Mitral regurgitation may be found by color flow imaging in any clinical state associated with this lesion, and may result from prolapse, rheumatic, infectious or other etiologies. Continued use of color flow imaging has revealed the frequent association of mitral regurgitation (Fig. 4.26) in patients with diffuse cardiomyopathies of virtually any origin. In our laboratory, we have encountered mitral regurgitation in 100% of patients with this disorder when the left ventricle measures 6 cm or greater in diastole. In each case, the mitral regurgitation was quantified at 2+ or greater (out of a scale of 4). Of further interest is the fact that there is a surprisingly high prevalence of regurgitation of the other heart valves. In patients with dilated cardiomyopathy, there is 2+ or greater regurgitation of the tricuspid valve in 91%, the aortic valve in 23%, and the pulmonic valve in 58%. In these patients, forward flow is usually of very low velocity and results in dull hues of color.

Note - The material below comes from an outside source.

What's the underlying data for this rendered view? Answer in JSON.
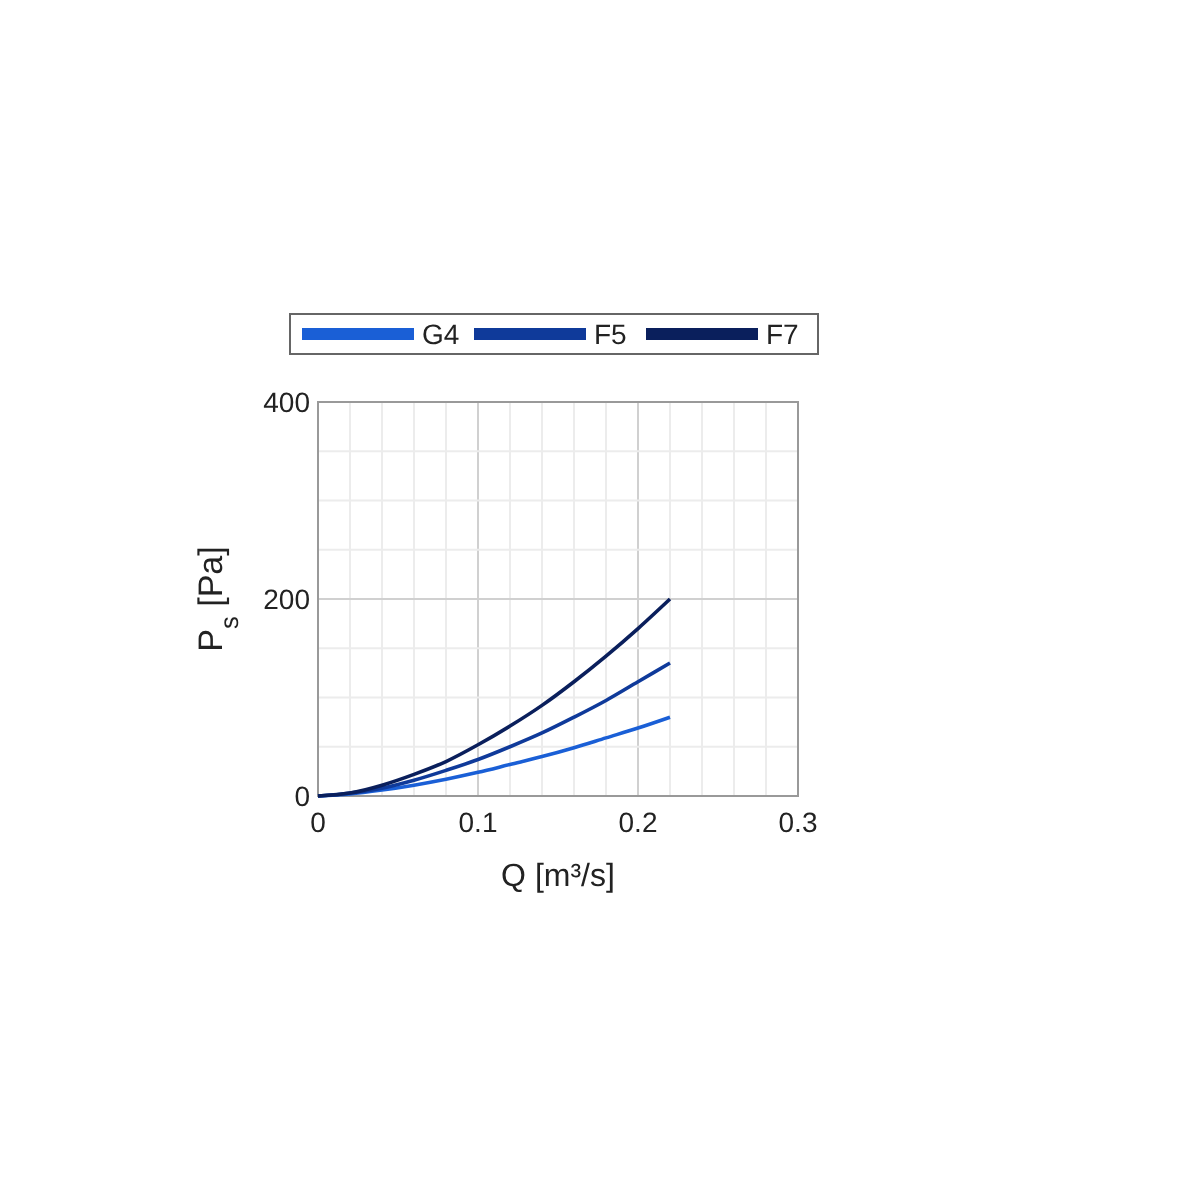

Due to the considerable savings of time, we now use only the color flow approach in routine cases for detection of all valvular insufficiencies. This is not done, however, without attending to all the factors that may affect the reliability of our estimation of severity.

Operator skill is important. The use of too little gain will make regurgitant lesions appear unduly small, and can be a prime source of underestimation. Proper transducer angulation into the regurgitant lesion is also important. For small and eccentrically direct jets, extra time is required to be sure of proper identification. Hastily conducted studies limited only to traditional views may not reveal these types of abnormalities.